Only 17% of caregivers surveyed said they would report to the police if their child experienced online sexual harassment, abuse or exploitation. Moreover, 10 to 31% of these young people have not revealed their experiences of exploitation and abuse to anyone. As a result, only 1-3% of children turned themselves in to the police.

Rose believes that many young Thais fall prey to online sexual exploitation due to loneliness. She said this often happens when teenagers don’t have friends and their parents don’t show them enough affection. She said that sometimes young people know they are being taken advantage of but don’t care because at least someone is paying attention to them.

Rose also notes that many parents and young people don’t care about the issue of sexual exploitation until it affects them or their children. But due to Thailand’s conservative culture of shame and taboos around sex, she said, when children are exploited, they often don’t feel safe turning to their parents.

After her close call with an online exploiter, Rose is now fighting for change and building a career. Rose hopes to one day find her organization for boys and girls who have been sexually exploited online.

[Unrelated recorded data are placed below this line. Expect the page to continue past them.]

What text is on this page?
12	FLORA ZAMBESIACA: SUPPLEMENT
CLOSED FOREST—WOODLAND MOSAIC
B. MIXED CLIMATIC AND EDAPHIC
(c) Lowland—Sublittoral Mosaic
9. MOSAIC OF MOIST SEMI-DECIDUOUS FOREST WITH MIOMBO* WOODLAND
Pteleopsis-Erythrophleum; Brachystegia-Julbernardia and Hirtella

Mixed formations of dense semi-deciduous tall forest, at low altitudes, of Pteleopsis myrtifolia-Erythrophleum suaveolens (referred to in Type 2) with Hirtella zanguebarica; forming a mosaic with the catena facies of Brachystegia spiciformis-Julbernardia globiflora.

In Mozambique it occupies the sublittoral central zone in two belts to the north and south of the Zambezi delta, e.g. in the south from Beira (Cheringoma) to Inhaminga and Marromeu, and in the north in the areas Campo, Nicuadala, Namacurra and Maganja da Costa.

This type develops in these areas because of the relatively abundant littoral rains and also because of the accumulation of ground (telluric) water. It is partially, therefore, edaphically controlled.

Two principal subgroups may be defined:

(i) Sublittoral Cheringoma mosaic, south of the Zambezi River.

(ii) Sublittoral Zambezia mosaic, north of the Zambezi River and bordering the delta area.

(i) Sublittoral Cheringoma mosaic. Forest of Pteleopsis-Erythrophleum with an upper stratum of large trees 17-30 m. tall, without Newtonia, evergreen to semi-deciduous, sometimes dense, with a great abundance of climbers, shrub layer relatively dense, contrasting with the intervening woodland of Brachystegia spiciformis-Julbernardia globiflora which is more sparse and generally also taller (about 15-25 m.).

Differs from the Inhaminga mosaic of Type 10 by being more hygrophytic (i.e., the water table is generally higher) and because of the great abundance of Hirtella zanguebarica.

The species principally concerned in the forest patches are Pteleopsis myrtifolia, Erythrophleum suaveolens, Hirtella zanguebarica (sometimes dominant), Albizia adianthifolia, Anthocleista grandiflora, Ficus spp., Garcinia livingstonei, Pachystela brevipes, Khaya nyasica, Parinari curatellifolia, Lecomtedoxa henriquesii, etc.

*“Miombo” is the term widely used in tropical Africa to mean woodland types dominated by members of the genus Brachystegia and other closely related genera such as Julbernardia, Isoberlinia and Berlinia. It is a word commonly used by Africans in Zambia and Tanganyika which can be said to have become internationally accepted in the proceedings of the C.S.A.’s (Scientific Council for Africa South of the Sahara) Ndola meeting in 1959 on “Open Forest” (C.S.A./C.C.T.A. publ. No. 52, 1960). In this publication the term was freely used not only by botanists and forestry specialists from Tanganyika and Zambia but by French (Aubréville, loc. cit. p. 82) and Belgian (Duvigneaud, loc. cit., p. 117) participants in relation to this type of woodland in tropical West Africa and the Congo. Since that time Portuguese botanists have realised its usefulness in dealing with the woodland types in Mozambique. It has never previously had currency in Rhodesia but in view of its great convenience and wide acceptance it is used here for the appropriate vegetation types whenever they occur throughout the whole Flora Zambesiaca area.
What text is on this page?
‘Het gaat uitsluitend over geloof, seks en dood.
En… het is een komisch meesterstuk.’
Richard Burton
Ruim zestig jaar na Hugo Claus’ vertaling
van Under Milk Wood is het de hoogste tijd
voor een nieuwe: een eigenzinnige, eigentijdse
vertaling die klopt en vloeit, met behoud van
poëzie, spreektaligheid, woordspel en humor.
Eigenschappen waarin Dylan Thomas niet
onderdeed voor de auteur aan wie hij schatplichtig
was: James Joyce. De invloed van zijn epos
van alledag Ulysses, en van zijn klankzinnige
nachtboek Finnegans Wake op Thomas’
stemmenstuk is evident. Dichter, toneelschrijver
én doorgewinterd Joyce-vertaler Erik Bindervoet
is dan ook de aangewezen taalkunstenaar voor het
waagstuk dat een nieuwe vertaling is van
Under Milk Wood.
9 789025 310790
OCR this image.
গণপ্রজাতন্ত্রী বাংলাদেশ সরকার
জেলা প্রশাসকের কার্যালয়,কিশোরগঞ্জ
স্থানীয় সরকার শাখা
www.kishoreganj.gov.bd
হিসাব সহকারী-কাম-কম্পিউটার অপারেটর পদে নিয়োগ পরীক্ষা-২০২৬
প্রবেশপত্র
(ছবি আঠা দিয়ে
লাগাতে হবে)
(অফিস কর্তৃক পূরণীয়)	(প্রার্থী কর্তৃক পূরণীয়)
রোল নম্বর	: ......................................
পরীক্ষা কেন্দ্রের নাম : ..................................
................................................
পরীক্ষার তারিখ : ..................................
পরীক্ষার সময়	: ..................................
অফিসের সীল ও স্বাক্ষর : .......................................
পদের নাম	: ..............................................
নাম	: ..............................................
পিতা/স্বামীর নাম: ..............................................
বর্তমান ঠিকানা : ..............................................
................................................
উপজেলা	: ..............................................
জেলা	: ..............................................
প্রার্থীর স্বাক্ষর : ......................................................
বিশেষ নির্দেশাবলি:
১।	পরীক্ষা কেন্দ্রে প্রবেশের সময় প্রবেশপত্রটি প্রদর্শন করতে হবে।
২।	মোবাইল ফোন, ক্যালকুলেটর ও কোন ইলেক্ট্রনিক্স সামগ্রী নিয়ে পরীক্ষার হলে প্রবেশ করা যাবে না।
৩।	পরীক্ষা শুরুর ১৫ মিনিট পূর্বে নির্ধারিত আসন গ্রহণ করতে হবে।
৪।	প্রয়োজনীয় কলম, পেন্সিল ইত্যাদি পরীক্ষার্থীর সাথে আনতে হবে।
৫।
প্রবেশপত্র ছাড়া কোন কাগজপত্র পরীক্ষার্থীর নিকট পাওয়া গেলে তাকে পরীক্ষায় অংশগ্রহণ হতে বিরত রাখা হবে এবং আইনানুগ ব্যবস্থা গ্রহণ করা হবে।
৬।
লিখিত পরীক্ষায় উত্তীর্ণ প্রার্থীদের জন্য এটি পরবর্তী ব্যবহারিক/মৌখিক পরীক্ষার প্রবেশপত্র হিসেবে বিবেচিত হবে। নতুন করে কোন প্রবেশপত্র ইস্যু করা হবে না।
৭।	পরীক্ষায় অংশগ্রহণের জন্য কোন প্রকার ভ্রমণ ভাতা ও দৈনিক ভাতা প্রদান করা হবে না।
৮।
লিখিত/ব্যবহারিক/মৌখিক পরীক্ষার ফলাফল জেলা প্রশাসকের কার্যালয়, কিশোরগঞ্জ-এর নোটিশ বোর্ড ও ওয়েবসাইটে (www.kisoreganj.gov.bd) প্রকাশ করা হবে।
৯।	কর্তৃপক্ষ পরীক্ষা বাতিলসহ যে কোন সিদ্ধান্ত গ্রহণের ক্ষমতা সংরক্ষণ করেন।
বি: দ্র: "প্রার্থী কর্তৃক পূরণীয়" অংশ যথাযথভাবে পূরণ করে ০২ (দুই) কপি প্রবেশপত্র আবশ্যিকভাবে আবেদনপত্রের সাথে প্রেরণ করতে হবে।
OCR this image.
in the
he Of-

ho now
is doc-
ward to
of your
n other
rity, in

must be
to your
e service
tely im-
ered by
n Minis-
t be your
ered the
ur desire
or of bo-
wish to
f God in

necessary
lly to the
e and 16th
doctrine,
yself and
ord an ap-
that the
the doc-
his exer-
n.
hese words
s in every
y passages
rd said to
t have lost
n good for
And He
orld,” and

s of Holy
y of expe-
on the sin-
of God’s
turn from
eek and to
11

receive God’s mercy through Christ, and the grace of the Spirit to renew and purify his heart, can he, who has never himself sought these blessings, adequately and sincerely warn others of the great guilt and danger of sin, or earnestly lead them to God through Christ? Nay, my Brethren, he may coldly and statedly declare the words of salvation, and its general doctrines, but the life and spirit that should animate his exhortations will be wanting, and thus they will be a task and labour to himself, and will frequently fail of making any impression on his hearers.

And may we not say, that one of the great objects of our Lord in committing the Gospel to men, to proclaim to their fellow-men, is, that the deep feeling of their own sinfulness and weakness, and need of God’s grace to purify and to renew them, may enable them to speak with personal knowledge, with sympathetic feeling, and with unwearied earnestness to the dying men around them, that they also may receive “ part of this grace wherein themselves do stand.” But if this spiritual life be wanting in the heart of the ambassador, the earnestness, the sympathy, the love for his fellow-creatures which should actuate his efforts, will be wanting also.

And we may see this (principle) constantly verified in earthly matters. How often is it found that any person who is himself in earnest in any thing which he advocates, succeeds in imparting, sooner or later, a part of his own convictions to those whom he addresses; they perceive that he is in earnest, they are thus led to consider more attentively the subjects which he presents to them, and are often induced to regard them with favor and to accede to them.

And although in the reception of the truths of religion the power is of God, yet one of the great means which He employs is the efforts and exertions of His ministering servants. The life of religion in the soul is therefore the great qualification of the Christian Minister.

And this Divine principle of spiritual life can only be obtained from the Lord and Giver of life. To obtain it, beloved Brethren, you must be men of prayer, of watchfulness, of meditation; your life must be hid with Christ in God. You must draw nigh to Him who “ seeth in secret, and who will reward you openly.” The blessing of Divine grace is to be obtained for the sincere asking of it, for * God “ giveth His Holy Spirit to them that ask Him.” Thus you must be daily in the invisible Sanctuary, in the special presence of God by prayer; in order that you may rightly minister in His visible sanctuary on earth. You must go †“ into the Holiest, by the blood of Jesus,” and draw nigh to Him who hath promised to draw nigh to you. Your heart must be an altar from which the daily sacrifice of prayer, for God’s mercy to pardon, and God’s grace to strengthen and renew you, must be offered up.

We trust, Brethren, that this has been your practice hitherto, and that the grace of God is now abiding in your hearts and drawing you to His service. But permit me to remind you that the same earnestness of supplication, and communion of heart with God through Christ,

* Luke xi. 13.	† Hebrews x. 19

Rose is currently an intern with The Hug Project, an organization fighting against the trafficking and sexual abuse of children. As part of her internship, she wrote and illustrated a online guide for teens and parents about online sexual exploitation. The guide defines terms such as “catfishing” and “revenge porn” and how to spot the warning signs that a stranger online might be intent on committing these crimes.

The guide also tells parents to listen and support their children if they tell them they have been sexually exploited. He notes that parents should not yell at their children or ask “why?” Many times.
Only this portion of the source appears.